A influência da personalidade do treinador na sua ideia de jogo

"Eu acredito que a personalidade das pessoas tem uma influencia determinante naquilo que é o jogo que defendem." - Vítor Pereira

"Yo recuerdo perfectamente cuando el Cholo Simeone estaba en Argentina antes que llegara al Atlético de Madrid vino a vernos. Me encantó porque hablamos y recuerdo que dijo: "A mí esto no me gusta, no lo siento"(...)Tú no puedes hacer algo que no sientes" - Pep Guardiola

E se nós treinadores tivéssemos muito menos influência na nossa ideia de jogo do que pensamos. Este conjunto de intenções prévias de como pensamos ser melhor vencer uma partida de futebol pode não ser o castelo de cartas que julgamos ter montado. E se partes do castelo já lá estivessem antes? E se eu quiser que as minhas equipas joguem num bloco alto, mas tudo na minha personalidade for conservador e calculista? Vai a minha mensagem pensar com a mesma eficácia? Não se notará no fundo uma contradição entre a forma como comunico e como reajo à adversidade?

Confesso: nunca tinha pensado nestas questões.

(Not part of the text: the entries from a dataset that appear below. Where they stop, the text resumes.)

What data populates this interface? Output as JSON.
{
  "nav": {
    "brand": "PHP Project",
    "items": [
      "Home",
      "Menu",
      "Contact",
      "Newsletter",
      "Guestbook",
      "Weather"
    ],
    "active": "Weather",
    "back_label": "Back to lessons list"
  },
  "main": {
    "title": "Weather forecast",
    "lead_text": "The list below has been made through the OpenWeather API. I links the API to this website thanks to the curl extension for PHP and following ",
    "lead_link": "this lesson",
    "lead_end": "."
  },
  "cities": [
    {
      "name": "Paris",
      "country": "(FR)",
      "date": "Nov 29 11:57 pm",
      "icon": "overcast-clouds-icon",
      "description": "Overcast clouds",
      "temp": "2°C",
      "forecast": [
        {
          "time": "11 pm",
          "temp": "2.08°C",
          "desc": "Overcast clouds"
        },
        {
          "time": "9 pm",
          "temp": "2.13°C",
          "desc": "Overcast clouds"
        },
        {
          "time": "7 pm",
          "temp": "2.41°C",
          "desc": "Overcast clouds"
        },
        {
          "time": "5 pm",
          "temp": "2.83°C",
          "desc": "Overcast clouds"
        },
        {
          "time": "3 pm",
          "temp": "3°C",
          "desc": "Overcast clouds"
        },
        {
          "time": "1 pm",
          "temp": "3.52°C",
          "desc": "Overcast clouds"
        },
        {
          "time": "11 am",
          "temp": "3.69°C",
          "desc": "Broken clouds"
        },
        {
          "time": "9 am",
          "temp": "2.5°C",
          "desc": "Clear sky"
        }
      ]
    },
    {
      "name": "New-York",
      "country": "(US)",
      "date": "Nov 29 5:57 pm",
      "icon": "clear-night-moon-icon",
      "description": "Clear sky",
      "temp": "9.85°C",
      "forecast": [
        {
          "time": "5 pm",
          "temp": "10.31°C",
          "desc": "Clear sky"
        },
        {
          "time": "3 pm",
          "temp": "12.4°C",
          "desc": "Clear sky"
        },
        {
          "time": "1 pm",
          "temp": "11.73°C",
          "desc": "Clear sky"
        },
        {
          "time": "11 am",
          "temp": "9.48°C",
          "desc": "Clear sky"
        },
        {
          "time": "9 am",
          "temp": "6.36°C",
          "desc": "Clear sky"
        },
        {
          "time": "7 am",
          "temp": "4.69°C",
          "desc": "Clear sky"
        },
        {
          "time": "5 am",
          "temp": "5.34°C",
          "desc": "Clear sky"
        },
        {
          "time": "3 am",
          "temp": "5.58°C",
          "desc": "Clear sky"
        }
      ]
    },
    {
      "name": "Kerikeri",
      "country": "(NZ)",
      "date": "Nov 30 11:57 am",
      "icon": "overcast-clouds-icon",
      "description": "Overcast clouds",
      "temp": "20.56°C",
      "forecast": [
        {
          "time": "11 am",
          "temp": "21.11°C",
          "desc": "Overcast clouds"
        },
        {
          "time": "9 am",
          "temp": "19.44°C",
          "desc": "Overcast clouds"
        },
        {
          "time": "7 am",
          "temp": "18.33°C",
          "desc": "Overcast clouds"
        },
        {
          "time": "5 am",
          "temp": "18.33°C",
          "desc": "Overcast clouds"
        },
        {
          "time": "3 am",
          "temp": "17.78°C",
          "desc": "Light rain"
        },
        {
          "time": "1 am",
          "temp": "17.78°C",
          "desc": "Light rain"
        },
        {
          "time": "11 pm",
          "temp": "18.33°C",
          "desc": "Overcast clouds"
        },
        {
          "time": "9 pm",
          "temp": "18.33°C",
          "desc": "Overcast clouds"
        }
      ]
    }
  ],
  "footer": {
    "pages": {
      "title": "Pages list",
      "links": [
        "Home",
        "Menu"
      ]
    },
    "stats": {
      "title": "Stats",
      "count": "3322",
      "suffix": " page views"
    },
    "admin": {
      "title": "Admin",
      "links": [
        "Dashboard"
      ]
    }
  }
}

Por ventura nem serão muitos os casos de contradição. Talvez os treinadores apresentem uma ideia de jogo oriunda das suas vivências, educação e personalidade e o que existe é apenas a ilusão de que aquele jogar nasceu, naquele momento, quando pensou a primeira vez nisso. É mais uma suposição minha. Ainda assim esta frase de Vítor Pereira pode ajudar a explicar quer a variedade de abordagens ao jogo, quer o porquê de haver tamanho "repúdio" por certas ideias. Nada mais natural se não fizemos nenhuma parte da viagem daquele treinador.

Não escrevam o vosso modelo de jogo a caneta

"Eu e os meus adjuntos fomos construindo, ao longo do tempo, uma forma de olhar para o jogo. Mas quando detetas que estás a ir para além da capacidade de resposta deles (os jogadores) tens de voltar atrás, e isso é que é ir modelando." - Vítor Pereira

Esta frase vinca o quão aberto deve estar um modelo de jogo em cada momento. Não é só o processo de interiorização das ideias do treinador por parte da equipa que nunca se pode considerar como finalizado, mas também o próprio modelo, que nunca deixa de ir sofrendo os ajustes necessários.

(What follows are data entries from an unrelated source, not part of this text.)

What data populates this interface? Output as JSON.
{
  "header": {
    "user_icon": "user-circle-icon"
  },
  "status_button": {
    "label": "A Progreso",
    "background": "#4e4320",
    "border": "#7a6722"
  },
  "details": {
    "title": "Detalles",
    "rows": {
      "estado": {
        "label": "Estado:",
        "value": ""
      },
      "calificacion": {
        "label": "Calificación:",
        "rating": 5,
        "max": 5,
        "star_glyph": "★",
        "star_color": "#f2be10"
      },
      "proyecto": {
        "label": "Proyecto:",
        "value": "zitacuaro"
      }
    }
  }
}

Não acredito que este "voltar atrás", como às vezes também será um "puxar à frente", deva ser uma mudança drástica no rumo que se vinha a propor. Se vínhamos a treinar para jogar com a nossa linha defensiva subida e os resultados (do processo, não do jogo) não são os que nós esperávamos, talvez o "voltar atrás" deva passar por simplificar os exercícios, diminuir o número de referências, experimentar outras abordagens e não, simplesmente, decidir jogar em bloco baixo.

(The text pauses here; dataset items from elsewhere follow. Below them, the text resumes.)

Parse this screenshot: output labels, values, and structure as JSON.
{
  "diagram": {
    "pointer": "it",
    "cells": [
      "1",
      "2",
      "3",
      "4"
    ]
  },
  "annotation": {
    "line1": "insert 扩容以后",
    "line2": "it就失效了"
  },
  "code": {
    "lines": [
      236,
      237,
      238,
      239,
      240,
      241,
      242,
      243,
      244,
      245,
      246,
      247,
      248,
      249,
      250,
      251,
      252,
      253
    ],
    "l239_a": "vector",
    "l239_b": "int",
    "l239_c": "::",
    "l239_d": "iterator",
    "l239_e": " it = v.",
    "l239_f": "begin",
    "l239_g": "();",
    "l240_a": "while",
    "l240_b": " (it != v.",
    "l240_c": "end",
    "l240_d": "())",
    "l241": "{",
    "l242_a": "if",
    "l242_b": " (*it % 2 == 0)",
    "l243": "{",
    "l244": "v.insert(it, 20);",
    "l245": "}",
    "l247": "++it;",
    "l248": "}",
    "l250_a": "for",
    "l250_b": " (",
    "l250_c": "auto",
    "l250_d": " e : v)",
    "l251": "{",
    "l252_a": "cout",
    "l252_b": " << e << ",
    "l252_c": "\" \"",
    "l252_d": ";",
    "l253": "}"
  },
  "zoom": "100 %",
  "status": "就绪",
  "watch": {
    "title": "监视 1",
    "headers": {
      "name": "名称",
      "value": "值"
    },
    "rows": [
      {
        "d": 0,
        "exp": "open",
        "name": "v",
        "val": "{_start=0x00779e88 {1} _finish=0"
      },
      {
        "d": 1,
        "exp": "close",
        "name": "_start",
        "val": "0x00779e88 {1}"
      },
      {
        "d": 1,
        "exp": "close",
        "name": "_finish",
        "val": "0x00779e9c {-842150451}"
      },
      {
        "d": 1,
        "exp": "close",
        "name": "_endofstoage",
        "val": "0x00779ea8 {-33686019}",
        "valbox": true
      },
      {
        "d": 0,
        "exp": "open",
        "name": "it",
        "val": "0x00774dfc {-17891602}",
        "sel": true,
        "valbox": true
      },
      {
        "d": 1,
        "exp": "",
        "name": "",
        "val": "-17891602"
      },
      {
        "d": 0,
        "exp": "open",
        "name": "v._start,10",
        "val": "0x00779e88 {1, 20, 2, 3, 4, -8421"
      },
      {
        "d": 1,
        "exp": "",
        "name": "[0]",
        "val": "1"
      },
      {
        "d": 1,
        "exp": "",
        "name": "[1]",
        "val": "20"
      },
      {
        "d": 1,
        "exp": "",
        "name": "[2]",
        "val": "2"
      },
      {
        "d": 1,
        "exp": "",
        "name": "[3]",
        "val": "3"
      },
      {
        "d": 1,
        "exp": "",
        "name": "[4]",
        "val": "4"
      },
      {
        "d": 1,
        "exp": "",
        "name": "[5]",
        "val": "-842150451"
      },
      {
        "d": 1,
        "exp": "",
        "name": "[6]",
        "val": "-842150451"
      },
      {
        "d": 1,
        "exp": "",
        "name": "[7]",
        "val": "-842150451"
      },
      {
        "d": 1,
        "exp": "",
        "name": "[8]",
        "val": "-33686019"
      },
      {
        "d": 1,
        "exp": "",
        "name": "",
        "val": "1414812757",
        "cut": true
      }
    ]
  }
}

Pôr as ideias no papel tem o seu propósito

"(Antes de começar a carreira de treinador) Estive quatro meses a construir exercícios, dia e noite. Eram tantas as ideias na minha cabeça, que achava que quando começasse a treinar tinha de ter tudo sistematizado (...) e nunca fui ver um exercício a esse dossier." - Vítor Pereira

Este é um dos grandes desafios do treinador. Como é que se vai da ideia à operacionalização da mesma? Encontrar a solução para um problema que o adversário nos coloca não é o mais difícil na maioria dos casos. Às vezes até existem múltiplas soluções para o mesmo problema e damo-nos ao luxo de poder escolher. A grande questão é como propor uma dessas intenções aos nossos jogadores e levá-los percorrer o caminho até as apresentarem em campo.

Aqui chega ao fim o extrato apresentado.